The EC said it is also supporting the development of next-generation COVID-19 vaccines and therapeutics through the Health Emergency Preparedness and Response Authority (HERA). “We also need to bring attention to structural issues that are becoming more apparent such as long-COVID, which could affect more than 10% of those having had COVID-19,” Kyriakides said. “[T]his needs to be taken very seriously.”
New testing strategies are needed as some countries begin winding down testing everyone suspected of having COVID-19 to focusing on testing individuals with severe cases and at risk for severe disease. “Instead of mass testing we shift the focus to the most representative cases and obtaining reliable estimates of the intensity of transmission, of the impact of severe disease and on vaccine effectiveness,” Kyriakides explained.
The EC is asking Member States to build sustainable, integrated surveillance systems that will track all acute respiratory illnesses, not just COVID-19. Testing and tracking of diseases would be representative estimates, and there would still be targeting and testing used to identify new SARS-CoV-2 variants and detect their circulation.
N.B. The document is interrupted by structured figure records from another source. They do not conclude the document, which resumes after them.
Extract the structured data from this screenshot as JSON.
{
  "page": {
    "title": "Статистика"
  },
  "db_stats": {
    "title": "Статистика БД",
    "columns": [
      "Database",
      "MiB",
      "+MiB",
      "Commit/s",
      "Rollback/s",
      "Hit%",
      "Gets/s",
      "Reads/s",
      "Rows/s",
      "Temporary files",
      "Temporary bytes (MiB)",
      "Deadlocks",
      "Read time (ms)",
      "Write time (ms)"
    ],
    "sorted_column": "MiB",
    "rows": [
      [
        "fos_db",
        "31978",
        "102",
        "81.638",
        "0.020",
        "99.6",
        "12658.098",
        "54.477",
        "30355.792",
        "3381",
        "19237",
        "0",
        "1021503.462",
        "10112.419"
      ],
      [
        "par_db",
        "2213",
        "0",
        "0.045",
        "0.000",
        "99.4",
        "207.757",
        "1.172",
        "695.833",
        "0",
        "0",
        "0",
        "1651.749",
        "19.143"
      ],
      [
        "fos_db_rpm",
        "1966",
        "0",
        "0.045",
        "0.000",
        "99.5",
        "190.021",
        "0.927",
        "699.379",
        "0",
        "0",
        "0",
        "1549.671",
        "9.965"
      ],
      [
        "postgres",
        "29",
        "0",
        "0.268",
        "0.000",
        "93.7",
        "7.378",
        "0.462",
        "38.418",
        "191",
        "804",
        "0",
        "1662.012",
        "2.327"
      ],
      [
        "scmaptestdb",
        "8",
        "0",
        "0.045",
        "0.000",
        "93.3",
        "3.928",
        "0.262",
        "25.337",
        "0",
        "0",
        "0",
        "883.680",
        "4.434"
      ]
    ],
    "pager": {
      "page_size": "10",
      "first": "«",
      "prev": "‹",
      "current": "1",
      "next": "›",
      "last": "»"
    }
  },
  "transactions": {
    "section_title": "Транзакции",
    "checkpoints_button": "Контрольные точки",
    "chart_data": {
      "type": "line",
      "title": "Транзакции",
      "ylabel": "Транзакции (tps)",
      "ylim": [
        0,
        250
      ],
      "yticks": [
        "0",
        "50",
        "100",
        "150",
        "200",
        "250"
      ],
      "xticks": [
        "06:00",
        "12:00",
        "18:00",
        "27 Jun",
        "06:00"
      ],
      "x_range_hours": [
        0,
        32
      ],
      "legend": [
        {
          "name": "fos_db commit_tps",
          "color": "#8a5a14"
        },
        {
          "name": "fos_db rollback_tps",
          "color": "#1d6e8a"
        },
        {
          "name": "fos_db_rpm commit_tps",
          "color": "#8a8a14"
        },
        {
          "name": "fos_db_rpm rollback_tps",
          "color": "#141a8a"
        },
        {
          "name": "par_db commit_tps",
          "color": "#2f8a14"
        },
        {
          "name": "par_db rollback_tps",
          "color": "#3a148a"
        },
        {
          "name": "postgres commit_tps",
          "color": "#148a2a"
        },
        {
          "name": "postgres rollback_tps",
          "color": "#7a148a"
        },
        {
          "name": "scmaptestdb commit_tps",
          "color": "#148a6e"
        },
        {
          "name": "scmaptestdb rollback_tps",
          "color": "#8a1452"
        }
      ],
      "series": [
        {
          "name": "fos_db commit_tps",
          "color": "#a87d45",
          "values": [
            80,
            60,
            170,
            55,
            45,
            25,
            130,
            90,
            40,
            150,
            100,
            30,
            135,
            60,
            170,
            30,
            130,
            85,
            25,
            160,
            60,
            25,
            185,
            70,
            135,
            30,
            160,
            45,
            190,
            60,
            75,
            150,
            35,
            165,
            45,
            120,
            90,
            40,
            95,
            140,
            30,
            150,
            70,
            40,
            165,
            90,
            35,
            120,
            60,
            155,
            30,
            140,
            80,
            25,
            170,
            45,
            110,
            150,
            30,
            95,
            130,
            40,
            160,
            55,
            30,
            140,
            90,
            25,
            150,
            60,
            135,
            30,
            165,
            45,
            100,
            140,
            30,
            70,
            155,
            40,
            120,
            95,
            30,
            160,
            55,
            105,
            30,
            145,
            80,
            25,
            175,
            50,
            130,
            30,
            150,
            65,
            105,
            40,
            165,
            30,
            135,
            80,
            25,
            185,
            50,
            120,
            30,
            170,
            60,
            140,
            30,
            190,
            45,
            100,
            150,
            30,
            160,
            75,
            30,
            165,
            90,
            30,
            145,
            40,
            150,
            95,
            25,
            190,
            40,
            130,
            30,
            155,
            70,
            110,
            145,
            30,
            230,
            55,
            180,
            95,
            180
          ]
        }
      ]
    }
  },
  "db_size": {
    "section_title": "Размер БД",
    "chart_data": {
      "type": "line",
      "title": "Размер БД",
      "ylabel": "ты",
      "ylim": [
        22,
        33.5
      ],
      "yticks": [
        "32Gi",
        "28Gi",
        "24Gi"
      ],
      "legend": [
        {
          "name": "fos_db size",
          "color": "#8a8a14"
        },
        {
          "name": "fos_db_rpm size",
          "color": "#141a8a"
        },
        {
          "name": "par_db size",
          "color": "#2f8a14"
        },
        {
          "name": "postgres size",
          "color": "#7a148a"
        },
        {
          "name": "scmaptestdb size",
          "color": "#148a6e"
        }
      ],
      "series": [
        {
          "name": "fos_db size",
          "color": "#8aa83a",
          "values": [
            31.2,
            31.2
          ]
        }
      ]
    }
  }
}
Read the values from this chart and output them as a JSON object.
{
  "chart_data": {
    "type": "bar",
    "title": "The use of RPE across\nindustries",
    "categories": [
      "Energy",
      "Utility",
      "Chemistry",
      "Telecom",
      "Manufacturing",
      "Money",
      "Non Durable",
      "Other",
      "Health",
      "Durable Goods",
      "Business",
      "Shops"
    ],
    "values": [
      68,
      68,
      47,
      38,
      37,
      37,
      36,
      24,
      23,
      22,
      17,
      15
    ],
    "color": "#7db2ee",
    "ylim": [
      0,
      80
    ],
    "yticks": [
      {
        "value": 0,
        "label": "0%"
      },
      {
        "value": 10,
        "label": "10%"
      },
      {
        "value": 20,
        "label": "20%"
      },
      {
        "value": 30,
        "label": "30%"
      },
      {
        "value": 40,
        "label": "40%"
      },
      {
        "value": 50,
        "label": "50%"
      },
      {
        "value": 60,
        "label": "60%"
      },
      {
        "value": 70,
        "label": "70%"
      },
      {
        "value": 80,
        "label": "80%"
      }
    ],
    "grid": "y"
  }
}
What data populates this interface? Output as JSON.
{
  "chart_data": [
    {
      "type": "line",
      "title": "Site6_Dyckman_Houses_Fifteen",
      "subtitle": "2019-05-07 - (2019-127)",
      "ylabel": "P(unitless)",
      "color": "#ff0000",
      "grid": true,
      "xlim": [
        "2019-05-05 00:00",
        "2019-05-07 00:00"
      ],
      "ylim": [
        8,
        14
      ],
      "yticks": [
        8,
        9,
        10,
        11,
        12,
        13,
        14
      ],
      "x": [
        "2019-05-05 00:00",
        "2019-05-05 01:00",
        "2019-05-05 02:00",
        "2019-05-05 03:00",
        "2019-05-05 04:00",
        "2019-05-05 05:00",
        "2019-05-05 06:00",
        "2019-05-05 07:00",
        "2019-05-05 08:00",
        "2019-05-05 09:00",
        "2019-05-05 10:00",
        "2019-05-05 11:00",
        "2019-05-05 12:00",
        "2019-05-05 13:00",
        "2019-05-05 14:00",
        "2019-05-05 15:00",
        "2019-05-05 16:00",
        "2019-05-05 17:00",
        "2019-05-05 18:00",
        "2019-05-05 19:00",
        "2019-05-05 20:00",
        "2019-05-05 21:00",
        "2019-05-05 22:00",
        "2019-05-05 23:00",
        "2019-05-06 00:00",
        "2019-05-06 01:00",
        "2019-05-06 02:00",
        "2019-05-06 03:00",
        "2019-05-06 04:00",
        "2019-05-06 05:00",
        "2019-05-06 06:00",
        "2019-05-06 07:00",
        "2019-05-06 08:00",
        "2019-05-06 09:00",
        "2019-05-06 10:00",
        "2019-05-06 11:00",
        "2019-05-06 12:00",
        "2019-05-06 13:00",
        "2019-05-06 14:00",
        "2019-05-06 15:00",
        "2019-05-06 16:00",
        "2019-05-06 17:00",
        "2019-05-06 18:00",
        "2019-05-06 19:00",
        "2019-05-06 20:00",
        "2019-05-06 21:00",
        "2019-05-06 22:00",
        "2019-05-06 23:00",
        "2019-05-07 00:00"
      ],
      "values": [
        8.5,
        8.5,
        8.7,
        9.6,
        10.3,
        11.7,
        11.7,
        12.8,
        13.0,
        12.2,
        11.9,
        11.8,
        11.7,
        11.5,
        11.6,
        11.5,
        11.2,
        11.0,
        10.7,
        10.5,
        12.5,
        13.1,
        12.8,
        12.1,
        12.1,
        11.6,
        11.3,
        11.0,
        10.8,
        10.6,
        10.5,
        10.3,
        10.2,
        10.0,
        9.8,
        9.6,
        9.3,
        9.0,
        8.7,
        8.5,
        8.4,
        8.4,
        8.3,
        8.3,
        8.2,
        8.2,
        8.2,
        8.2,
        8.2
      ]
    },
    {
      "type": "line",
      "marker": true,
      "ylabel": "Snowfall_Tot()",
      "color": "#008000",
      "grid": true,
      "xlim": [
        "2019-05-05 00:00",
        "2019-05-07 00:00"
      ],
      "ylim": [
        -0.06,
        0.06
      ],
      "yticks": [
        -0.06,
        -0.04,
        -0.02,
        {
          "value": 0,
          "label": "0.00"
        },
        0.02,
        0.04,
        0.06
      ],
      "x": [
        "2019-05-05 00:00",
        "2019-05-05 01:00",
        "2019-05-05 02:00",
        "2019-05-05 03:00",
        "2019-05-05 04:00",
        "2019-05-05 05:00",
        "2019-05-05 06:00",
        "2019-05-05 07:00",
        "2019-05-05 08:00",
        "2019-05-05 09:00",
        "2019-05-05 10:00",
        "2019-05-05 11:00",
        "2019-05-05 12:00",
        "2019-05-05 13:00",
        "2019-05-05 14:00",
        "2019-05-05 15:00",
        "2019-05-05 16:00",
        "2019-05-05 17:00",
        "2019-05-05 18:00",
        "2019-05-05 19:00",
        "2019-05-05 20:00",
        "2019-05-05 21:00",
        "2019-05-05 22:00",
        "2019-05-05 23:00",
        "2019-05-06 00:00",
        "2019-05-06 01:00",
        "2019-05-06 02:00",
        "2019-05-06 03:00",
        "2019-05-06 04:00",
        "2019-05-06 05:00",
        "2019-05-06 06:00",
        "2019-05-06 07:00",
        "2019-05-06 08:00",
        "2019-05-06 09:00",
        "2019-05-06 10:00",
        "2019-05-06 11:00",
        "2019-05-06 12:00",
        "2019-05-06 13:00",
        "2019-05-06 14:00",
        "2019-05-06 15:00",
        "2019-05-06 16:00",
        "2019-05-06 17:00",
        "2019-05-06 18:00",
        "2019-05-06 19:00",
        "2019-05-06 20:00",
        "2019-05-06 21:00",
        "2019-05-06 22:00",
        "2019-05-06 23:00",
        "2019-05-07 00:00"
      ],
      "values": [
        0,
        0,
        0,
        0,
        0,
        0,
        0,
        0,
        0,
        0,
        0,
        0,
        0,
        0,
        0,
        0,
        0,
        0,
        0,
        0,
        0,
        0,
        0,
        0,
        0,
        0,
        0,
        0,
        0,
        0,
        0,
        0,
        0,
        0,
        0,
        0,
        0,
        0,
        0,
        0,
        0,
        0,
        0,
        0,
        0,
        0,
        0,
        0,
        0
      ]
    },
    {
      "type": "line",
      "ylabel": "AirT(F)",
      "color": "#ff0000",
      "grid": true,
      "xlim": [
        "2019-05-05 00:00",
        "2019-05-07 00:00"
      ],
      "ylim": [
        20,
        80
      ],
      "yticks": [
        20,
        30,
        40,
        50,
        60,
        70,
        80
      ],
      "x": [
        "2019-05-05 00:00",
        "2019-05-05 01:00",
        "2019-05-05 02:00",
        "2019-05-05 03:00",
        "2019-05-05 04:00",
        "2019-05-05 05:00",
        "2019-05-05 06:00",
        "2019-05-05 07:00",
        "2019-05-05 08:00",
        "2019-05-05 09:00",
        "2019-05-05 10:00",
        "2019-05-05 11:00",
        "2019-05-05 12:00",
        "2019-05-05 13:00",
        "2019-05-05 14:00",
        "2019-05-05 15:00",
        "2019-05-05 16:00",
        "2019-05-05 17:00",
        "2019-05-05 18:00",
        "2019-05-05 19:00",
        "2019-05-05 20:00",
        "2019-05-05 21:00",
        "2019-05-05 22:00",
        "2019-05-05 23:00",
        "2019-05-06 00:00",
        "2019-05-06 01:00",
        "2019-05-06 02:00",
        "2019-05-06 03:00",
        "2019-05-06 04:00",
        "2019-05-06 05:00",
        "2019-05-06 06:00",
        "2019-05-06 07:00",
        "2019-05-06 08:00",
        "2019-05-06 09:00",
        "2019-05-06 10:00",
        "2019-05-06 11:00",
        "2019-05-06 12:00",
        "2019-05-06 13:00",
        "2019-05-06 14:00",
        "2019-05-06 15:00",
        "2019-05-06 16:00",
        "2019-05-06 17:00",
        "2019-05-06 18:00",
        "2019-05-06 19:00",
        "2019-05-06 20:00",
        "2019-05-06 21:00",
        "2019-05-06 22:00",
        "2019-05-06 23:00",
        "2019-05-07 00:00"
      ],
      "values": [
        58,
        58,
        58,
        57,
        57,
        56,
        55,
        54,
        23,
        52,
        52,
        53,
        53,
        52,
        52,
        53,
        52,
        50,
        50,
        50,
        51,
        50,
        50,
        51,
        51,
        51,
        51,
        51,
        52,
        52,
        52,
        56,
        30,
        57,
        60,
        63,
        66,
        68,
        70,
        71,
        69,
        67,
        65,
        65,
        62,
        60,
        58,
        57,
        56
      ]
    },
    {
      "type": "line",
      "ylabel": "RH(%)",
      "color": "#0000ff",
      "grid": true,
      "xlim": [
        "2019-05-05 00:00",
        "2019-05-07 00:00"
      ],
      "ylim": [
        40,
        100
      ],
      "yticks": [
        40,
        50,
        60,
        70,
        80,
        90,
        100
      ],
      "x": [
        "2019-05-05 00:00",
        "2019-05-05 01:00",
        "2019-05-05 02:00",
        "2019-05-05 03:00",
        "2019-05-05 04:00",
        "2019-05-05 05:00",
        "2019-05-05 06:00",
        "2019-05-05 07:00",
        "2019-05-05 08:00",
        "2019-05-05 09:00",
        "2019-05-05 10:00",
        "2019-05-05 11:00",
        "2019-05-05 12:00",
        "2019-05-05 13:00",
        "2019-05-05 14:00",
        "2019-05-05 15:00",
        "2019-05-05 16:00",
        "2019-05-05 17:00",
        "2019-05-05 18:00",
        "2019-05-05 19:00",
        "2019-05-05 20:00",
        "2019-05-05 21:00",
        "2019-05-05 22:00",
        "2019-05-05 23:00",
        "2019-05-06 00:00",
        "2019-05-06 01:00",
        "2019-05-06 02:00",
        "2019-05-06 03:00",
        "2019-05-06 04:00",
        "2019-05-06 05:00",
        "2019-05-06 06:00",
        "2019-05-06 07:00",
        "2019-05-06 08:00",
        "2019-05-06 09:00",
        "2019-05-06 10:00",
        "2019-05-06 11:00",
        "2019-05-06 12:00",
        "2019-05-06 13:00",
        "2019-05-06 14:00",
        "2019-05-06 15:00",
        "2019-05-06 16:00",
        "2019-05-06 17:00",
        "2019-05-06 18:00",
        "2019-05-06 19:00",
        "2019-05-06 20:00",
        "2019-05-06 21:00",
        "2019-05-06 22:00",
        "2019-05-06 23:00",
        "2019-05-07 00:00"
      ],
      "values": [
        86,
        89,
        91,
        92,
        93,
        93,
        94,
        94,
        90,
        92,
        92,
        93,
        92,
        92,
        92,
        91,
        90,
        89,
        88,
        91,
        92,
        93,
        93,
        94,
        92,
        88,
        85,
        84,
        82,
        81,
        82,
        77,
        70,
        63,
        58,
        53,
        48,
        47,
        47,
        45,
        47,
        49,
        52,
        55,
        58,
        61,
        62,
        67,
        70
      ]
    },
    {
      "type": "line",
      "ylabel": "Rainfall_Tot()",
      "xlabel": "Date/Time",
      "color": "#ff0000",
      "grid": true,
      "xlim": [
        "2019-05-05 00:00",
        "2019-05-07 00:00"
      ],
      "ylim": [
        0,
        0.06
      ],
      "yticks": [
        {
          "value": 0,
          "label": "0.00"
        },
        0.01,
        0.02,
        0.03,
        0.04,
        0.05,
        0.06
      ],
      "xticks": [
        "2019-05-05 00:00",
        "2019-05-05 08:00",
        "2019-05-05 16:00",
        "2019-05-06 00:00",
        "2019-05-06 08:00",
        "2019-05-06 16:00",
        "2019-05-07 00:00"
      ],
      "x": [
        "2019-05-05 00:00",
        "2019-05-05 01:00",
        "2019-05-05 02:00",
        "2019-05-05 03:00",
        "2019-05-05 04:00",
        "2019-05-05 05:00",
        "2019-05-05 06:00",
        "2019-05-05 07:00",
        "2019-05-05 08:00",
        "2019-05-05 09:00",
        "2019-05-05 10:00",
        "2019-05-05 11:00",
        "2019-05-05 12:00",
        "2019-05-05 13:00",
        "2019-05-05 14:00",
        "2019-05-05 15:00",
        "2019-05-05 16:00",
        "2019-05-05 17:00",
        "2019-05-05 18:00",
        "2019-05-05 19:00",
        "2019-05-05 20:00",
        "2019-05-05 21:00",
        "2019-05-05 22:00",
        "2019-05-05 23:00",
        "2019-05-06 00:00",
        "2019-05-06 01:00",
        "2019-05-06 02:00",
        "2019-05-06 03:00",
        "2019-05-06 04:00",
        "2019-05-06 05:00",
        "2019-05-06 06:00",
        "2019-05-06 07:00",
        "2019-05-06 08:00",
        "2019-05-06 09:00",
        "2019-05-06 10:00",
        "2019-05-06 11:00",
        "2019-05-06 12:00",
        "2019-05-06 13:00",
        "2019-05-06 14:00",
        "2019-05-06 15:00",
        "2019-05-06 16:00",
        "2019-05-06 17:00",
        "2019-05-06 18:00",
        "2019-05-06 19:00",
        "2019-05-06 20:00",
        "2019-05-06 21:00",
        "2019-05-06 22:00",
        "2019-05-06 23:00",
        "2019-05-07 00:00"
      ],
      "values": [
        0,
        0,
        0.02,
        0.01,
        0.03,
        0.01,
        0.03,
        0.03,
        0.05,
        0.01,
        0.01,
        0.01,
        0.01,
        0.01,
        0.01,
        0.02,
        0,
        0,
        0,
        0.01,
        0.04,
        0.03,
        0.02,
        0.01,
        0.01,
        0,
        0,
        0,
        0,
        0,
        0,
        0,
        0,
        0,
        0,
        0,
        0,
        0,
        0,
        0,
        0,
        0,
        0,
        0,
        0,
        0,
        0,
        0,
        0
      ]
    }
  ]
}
Member States should also take this time to recover and improve the quality and resilience of healthcare systems, according to the EC communication.
Due to continued misinformation and disinformation surrounding COVID-19 vaccines, EC Member States “have stepped up their communications efforts to provide timely and factual information about the pandemic and the measures taken.” The EC report said Member States should continue to provide clear and consistent messaging on COVID-19 as well as engage communities to learn more about concerns and risk perception.
The report also highlighted the importance of resilient global supply chains during the pandemic and moving forward. The EC has launched “EU FAB,” an initiative to keep mRNA, protein and vector-based vaccine manufacturing capacity in reserve for new health emergencies. In addition, the EU will monitor the global supply chains of “critical medical countermeasures and their input materials,” the report stated.
“[O]ur message today is clear: a great deal has been achieved, but preparedness and structural resilience are key. With this Communication, we will be able to move forward, together with our Member States,” Kyriakides said. “The swift adoption of all European Health Union proposals will further strengthen our capacity to prevent, prepare and respond to health crises.”